👉 Lire la note complète ici : Du vote légitimiste au vote identitaire : comment le RN est devenu le premier parti chez les seniors
Résumé :
Le RN est aujourd’hui le premier parti chez les retraités. Un phénomène analysé dans une note publiée pour la Fondation Jean-Jaurès par Stéphane Fournier, doctorant en science politique et analyste chez Cluster17. À partir des données Cluster17 et d’entretiens qualitatifs, il montre comment ce basculement s’est opéré.
Longtemps acquis à la droite républicaine, l’électorat des plus de 65 ans a peu à peu délaissé les partis traditionnels. Ce « vote légitimiste » — c’est-à -dire la fidélité aux sortants notamment à la droite et au centre-droit de gouvernement— s’effondre. À sa place, un vote plus marqué, plus clivé, qui penche de plus en plus du côté du Rassemblement National.
La progression du RN s’explique notamment par un fort conservatisme des seniors sur les sujets identitaires : immigration, islam, sécurité. Le « grey gap » est très net dans les chiffres : 84 % des seniors se disent ainsi par exemple favorables à l’interdiction du voile à l’université, contre 30 % chez les jeunes.

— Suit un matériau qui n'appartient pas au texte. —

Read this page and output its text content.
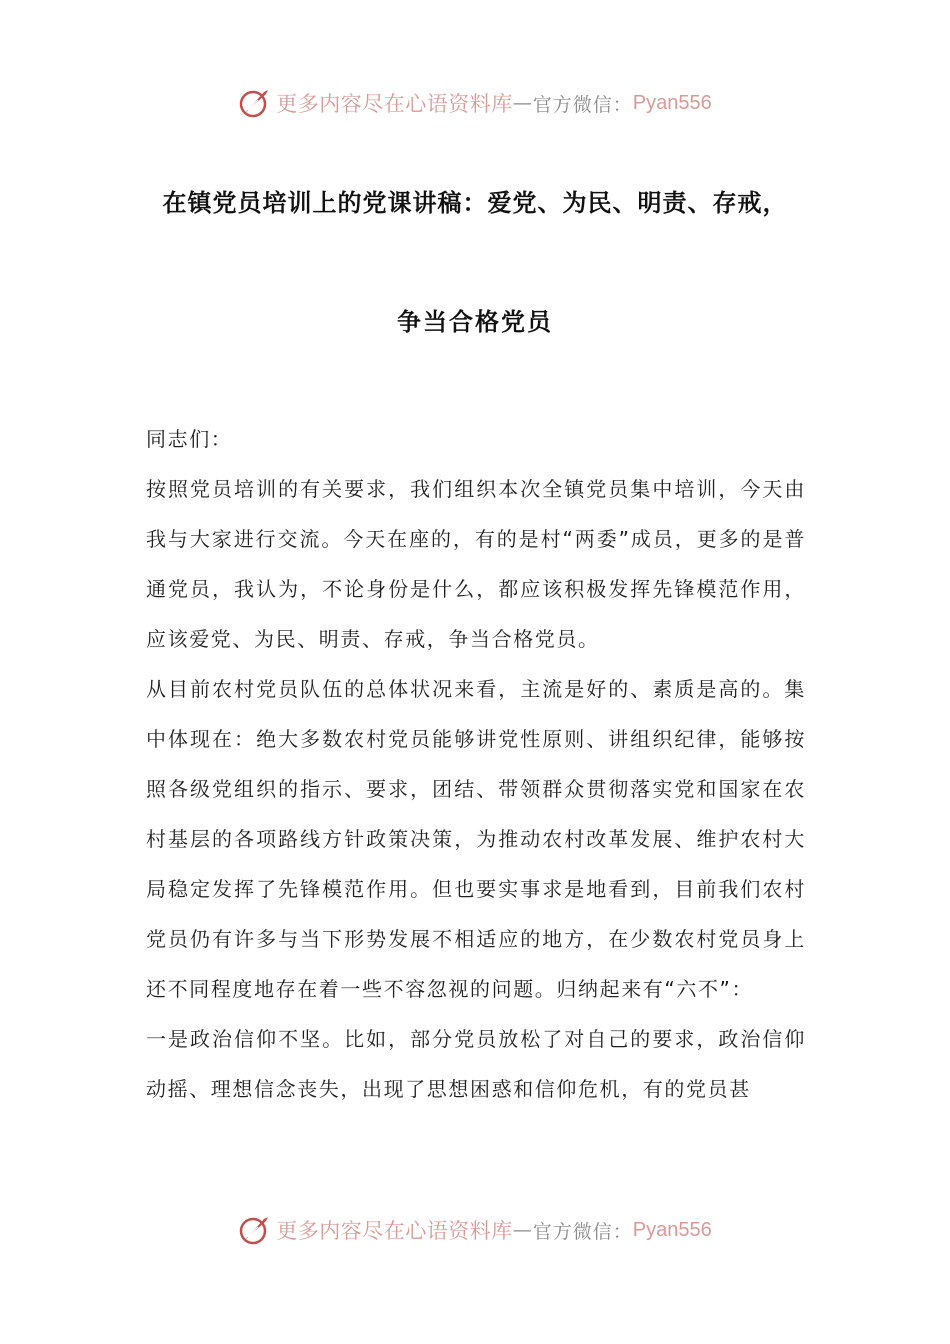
更多内容尽在心语资料库 — 官方微信： Pyan556
在镇党员培训上的党课讲稿：爱党、为民、明责、存戒，
争当合格党员

同志们：

按照党员培训的有关要求，我们组织本次全镇党员集中培训，今天由我与大家进行交流。今天在座的，有的是村“两委”成员，更多的是普通党员，我认为，不论身份是什么，都应该积极发挥先锋模范作用，应该爱党、为民、明责、存戒，争当合格党员。

从目前农村党员队伍的总体状况来看，主流是好的、素质是高的。集中体现在：绝大多数农村党员能够讲党性原则、讲组织纪律，能够按照各级党组织的指示、要求，团结、带领群众贯彻落实党和国家在农村基层的各项路线方针政策决策，为推动农村改革发展、维护农村大局稳定发挥了先锋模范作用。但也要实事求是地看到，目前我们农村党员仍有许多与当下形势发展不相适应的地方，在少数农村党员身上还不同程度地存在着一些不容忽视的问题。归纳起来有“六不”：

一是政治信仰不坚。比如，部分党员放松了对自己的要求，政治信仰动摇、理想信念丧失，出现了思想困惑和信仰危机，有的党员甚

更多内容尽在心语资料库 — 官方微信： Pyan556
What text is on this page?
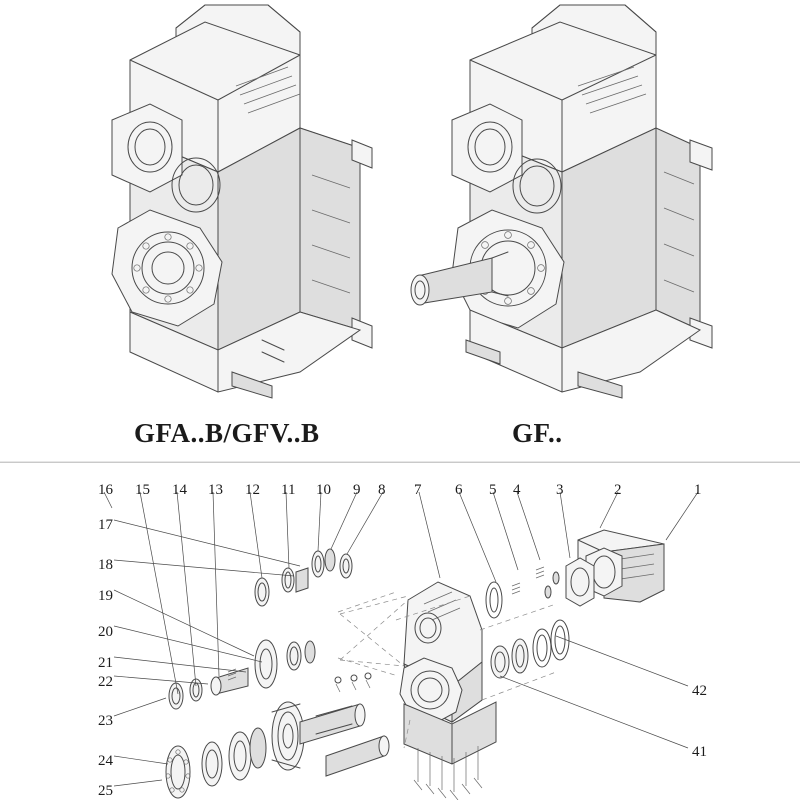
GFA..B/GFV..B	GF..
16 15 14 13 12 11 10 9 8 7 6 5 4 3	2	1
17
18
19
20
21
22
23
24
25
42
41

Le RN a su capter cette demande en adaptant son image et « nettoyant » son programme. Marine Le Pen a ainsi abandonné certains marqueurs perçus comme trop radicaux et qui pouvaient cliver les différentes sensibilités électorales de la droite, notamment les plus âgés et les plus libéraux économiquement (sortie de l’euro, retraite à 60 ans, alignement sur Moscou). En recentrant son discours et ses prises de position clivantes sur deux thématiques, celles de l’immigration et de la sécurité, le RN a su agréger des électeurs pour qui ces sujets sont absolument centraux dans le choix de vote.
Toutefois, la note se conclue sur les quelques limites qui subsistent. Le RN reste faible chez les « grands aînés » (75 ans et plus), et chez les retraités aisés, diplômés et plus modérés culturellement. Par ailleurs, une partie de cet électorat reste fidèle aux Républicains ou au bloc « macroniste ». Pour l’instant.
Le paysage politique pourrait encore évoluer si une alternative crédible à droite émergeait à l’issue du congrès des Républicains ou si le RN se voyait « rediaboliser » par la condamnation de Marine Le Pen. Mais en attendant, c’est bien le RN qui capitalise sur la déception à l’égard du bilan d’Emmanuel Macron et sur la polarisation à l’œuvre sur les questions identitaires.